Une correction à court terme reste possible, compte tenu du caractère déjà fortement suracheté de l’or.
Historiquement, lorsque les risques extrêmes (comme un conflit prolongé) s’atténuent, les obligations souveraines émergentes en défaut ou en difficulté connaissent souvent une forte reprise, portée par les espoirs de changement de régime, d’allègement des sanctions et de restructuration. Nous devrions observer un schéma similaire cette fois-ci : les premiers signaux indiquent que le régime actuel semble disposé à coopérer avec les États-Unis, ce qui devrait soutenir les cours des obligations.
Enfin, les menaces renouvelées des États-Unis à l’égard de l’Iran, actuellement en proie à des manifestations violentes contre le régime, méritent une attention particulière, compte tenu de l’appétit affiché par l’administration pour des actions de changement de régime.
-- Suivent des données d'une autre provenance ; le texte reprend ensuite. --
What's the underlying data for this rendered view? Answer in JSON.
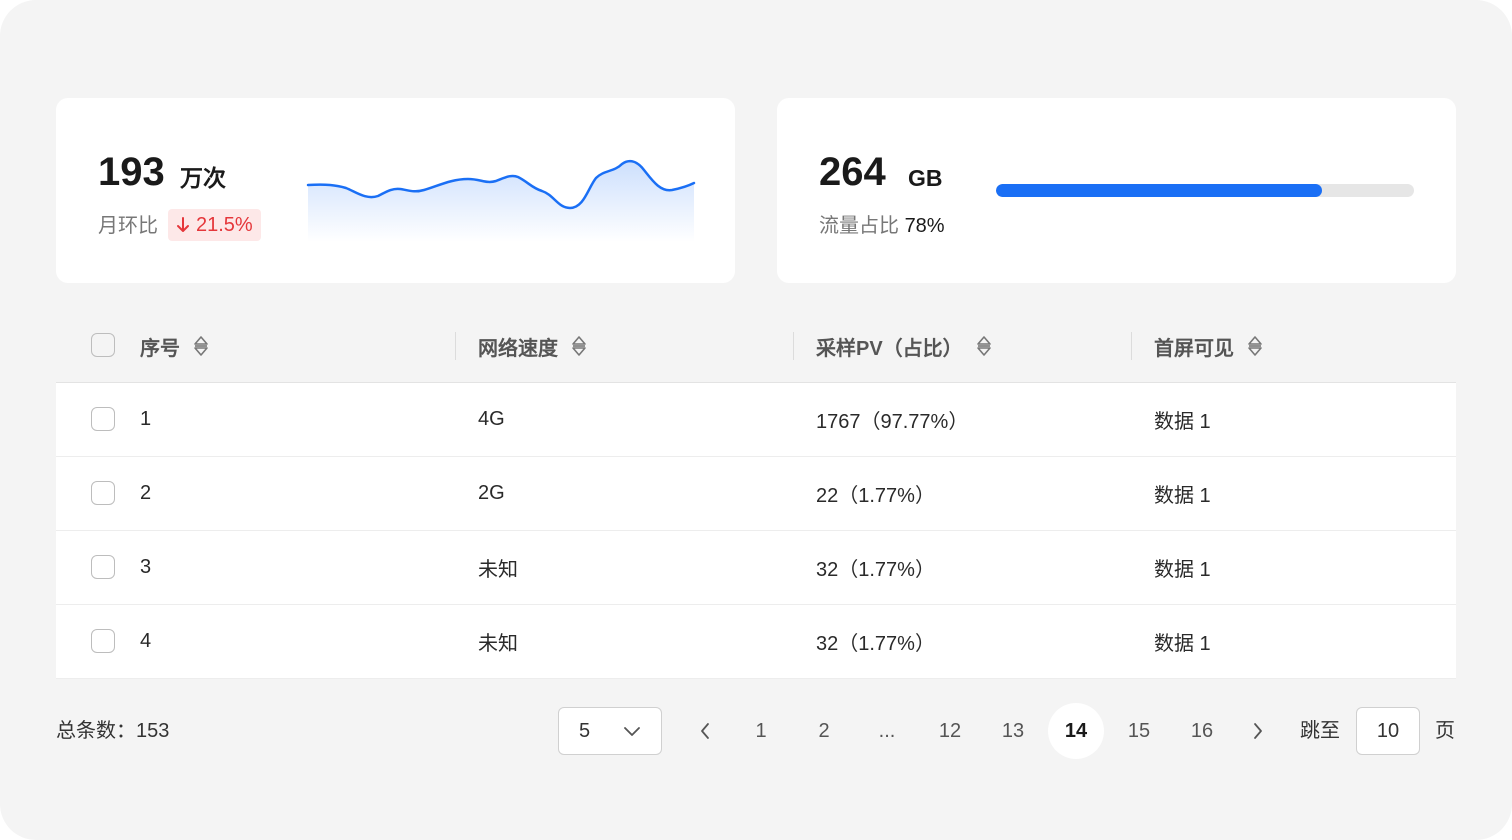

L’impact direct devrait se concentrer sur la dette souveraine vénézuélienne et sur certaines primes de risque en Amérique latine. Sur le plan macroéconomique global, l’effet restera probablement marginal, sauf en cas d’escalade vers un conflit plus large impliquant des puissances majeures - scénario qui demeure très improbable.
Dans une perspective plus générale, la fréquence accrue de ces chocs a rendu les marchés largement résilients aux conflits localisés, sauf lorsqu’ils perturbent des routes énergétiques stratégiques ou des institutions financières systémiquement importantes à l’échelle mondiale.
Les investisseurs pourraient interpréter cet événement comme un indicateur supplémentaire d’un ordre mondial structurellement fragmenté – favorable à l’or et aux stratégies défensives, mais insuffisant pour déclencher un changement de régime dans les actifs risqués mondiaux.